While it's pretty easy to tell I was unimpressed with how they got there, I kind of dug the idea of a somewhat unemotional woman and a somewhat emotional man falling in love with each other. The fact that Marlene had to figure out just what was going on with her, and started to see just how much the humans of Second Earth really were bastards also appealed to me, and I loved seeing her kick ass to find Yuji, even though it was against the standard idiot mooks that seem to make up the military in shows like this. It's after this that things kind of go south for me.
As it turns out, the Second Earth military scientist types seem to think Yuji's disease can somehow do for them what really any competent military should have been able to do at any point in the past twenty years – kill all the giant bugs. This being anime, naturally it features mecha, which seem to be about the most effective means of fighting the giant bugs, even though air support from some kind of gunship would probably work a lot better. What's worse is that while at some points the guns being used by the characters are quite effective, most of the time bullets seem to bounce harmlessly off of the bugs' armored skin. And way too many times soldiers freeze up and just let the giant bugs kill them. All of that was pretty annoying, but that actually isn't what bothered me the most.

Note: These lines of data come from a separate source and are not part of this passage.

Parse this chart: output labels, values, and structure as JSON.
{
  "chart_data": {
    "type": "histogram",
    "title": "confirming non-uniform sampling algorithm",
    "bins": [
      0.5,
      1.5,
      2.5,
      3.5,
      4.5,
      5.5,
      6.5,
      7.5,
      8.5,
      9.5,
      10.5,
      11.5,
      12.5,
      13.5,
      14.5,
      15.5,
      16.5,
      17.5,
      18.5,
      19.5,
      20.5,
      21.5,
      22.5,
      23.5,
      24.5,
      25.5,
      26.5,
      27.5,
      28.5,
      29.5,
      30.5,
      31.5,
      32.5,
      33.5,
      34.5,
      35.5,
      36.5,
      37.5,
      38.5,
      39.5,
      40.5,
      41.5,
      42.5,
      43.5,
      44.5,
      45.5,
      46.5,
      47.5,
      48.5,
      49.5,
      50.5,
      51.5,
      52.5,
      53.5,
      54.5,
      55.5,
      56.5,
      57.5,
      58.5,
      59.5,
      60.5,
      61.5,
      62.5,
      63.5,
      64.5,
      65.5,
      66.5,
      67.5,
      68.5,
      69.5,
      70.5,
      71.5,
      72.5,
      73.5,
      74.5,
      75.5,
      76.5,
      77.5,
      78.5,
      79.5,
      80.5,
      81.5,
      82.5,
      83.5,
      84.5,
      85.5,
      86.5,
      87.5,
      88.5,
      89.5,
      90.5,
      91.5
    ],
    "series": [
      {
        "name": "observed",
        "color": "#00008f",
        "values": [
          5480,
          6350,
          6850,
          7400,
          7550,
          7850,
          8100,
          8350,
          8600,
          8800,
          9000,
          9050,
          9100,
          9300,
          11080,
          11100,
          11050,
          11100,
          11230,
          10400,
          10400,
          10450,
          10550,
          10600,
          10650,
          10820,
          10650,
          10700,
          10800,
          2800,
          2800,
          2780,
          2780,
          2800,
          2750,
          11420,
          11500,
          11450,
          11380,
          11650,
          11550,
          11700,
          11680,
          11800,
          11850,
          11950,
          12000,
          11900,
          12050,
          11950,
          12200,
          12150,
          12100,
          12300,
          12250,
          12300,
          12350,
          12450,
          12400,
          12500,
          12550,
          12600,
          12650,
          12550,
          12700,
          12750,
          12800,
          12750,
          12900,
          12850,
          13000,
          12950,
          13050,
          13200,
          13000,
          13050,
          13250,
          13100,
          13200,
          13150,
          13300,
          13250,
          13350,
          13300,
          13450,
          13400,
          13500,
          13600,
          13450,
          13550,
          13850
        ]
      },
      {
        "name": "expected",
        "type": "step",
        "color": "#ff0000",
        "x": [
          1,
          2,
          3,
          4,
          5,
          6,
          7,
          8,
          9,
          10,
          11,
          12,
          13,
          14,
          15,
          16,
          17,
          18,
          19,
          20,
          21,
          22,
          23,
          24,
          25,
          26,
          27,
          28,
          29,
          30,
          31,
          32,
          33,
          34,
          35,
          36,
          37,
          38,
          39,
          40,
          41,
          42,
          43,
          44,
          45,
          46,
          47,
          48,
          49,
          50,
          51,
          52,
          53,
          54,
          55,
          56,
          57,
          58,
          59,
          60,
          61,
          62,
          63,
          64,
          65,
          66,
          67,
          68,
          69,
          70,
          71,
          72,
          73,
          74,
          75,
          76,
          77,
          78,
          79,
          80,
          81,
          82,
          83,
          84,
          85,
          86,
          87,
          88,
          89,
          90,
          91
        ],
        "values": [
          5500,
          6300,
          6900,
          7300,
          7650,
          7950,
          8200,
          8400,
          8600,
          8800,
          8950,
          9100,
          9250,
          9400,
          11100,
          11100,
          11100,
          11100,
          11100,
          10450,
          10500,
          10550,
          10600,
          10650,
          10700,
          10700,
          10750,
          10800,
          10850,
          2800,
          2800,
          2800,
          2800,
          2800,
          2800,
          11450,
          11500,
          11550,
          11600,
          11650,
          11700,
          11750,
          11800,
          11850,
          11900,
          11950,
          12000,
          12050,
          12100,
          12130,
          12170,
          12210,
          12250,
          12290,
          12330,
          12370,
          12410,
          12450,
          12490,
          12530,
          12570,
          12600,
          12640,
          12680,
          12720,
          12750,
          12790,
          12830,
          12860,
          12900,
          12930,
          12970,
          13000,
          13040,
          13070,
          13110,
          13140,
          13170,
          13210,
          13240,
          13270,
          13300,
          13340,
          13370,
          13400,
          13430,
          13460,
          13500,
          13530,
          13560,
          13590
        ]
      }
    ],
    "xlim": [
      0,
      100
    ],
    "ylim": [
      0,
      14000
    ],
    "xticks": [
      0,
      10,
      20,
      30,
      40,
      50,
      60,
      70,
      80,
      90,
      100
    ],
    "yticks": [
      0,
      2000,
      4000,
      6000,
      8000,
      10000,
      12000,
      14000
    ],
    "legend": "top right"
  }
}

So what bothered me the most about this show? Marlene and Yuji basically switch roles, for no real reason at all. While it's true Yuji had evil scientists abuse his illness in order to make him basically super-human, his obsession with another sleeper named Tony and the way he turned into the same kind of uncaring bastard that all the other Second Earth military types were just didn't ring true for me. Worse though was Marlene, who turned into a really emotional and frankly kind of useless woman. She went from cold and unemotional to really emotional without having much of any transition, and while before she was a very effective soldier in combat, she suddenly started freezing up. Basically she turned into the Yuji from the first few episodes.

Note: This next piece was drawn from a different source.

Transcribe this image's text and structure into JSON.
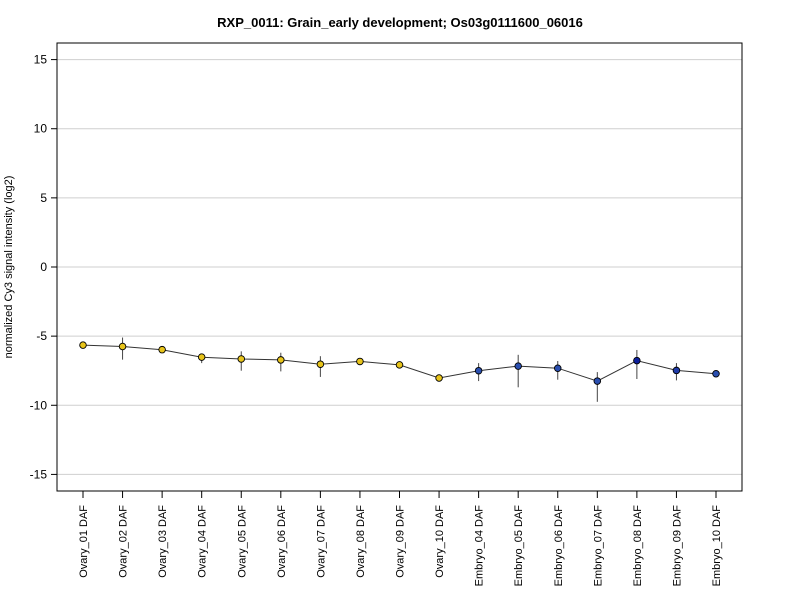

Okay, I lied, that isn't the part that bothered me the most about this show. What did? Well, I hinted at the "message" in the beginning of this review, and this one is a doozy. The message? Earth is alive and trying to kill humanity, which it perceives as a cancer and therefore a threat to itself. And if that wasn't bad enough, it turns into a luddite message of how we can only peacefully coexist with the planet by giving up all technology and living in grass huts. No, really, that's the happy ending of the series is that Yuji and Marlene decide to join some random villagers they met in South America that was living in huts. This after a really quick WTF montage of the remaining Second Earther's killing the leader who has made it clear that if anyone wanted to leave, he wouldn't stop them, just so that they can fight over the last shuttle and somehow blow up the main space station. And it all happens in like a minute running time. Oh, and those green balls the bugs made out of humans? Apparently tree food, because at one point we see little tree plants growing out of them.
While there is plenty to rag on in this series, much like
Star Trek: Enterprise, I liked the basic concept. I also liked most of the character interactions and development, at least up until Yuji and Marlene trade roles. I would still recommend this series, even if it scores a little low at 6/10.